SAWYER OWES THE AVA about $400. He stiffed us for that amount when he closed Sawyer's News in Santa Rosa. We sold a lot of papers there every week for years, years I tell you! It was our main sales outlet in SoCo although Copperfield's various locations were good for us, too. They all paid. Sawyer, too. Until he got ready to close.

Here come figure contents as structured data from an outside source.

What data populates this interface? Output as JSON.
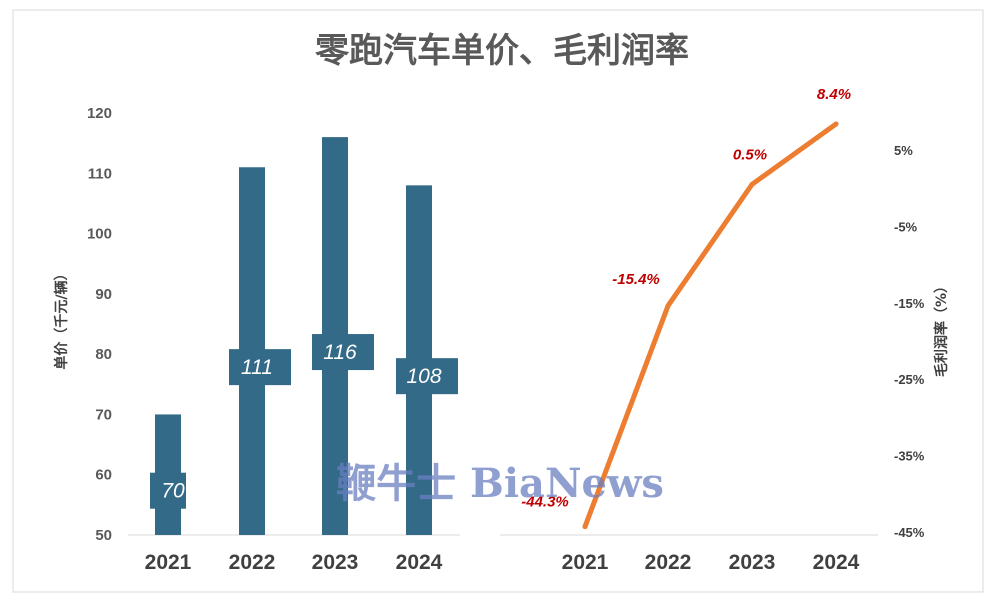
{
  "chart_data": [
    {
      "type": "bar",
      "title": "零跑汽车单价、毛利润率",
      "ylabel": "单价（千元/辆）",
      "ylim": [
        50,
        120
      ],
      "yticks": [
        50,
        60,
        70,
        80,
        90,
        100,
        110,
        120
      ],
      "categories": [
        "2021",
        "2022",
        "2023",
        "2024"
      ],
      "values": [
        70,
        111,
        116,
        108
      ],
      "data_labels": [
        "70",
        "111",
        "116",
        "108"
      ],
      "bar_color": "#326a87",
      "grid": false
    },
    {
      "type": "line",
      "ylabel": "毛利润率（%）",
      "ylim": [
        -45,
        8.4
      ],
      "yticks": [
        "5%",
        "-5%",
        "-15%",
        "-25%",
        "-35%",
        "-45%"
      ],
      "ytick_values": [
        5,
        -5,
        -15,
        -25,
        -35,
        -45
      ],
      "categories": [
        "2021",
        "2022",
        "2023",
        "2024"
      ],
      "values": [
        -44.3,
        -15.4,
        0.5,
        8.4
      ],
      "data_labels": [
        "-44.3%",
        "-15.4%",
        "0.5%",
        "8.4%"
      ],
      "line_color": "#ed7d31",
      "grid": false
    }
  ],
  "watermark": "鞭牛士 BiaNews"
}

For the last three or four months he was selling papers he stiffed us.
ALL OUR SoCo outlets are gone now, and people who read newspapers (or anything else more complicated than a WTF tweet) are going, too.
I'LL BET SAWYER was square with the Press Democrat when he closed his newsstand. I'll bet the PD got paid. A local pol needs to be on good terms with the PD because, right up until this jive election, the PD did endorsements, and anyone who owed them money, well, it's pay or die with the big boys. With us, it's pay us or WE whine. (Under the new owners, by the way, the PD, craven in the best of times, no longer does political endorsements. Too divisive, you see. This is a newspaper saying this, mind you.)
SAWYER twice told us he'd pay up. Twice he didn't pay up. But he's got 37 grand cash lying around. If I were a SoCo voter I'd think twice about voting for a deadbeat.
GASOLINE hit an all-time average high in California of $4.6140 a gallon Saturday, and take your pick of the reasons but if you choose GOUGE and SPECULATION you're off to a good start. The previous high was $4.6096 on June 19, 2008.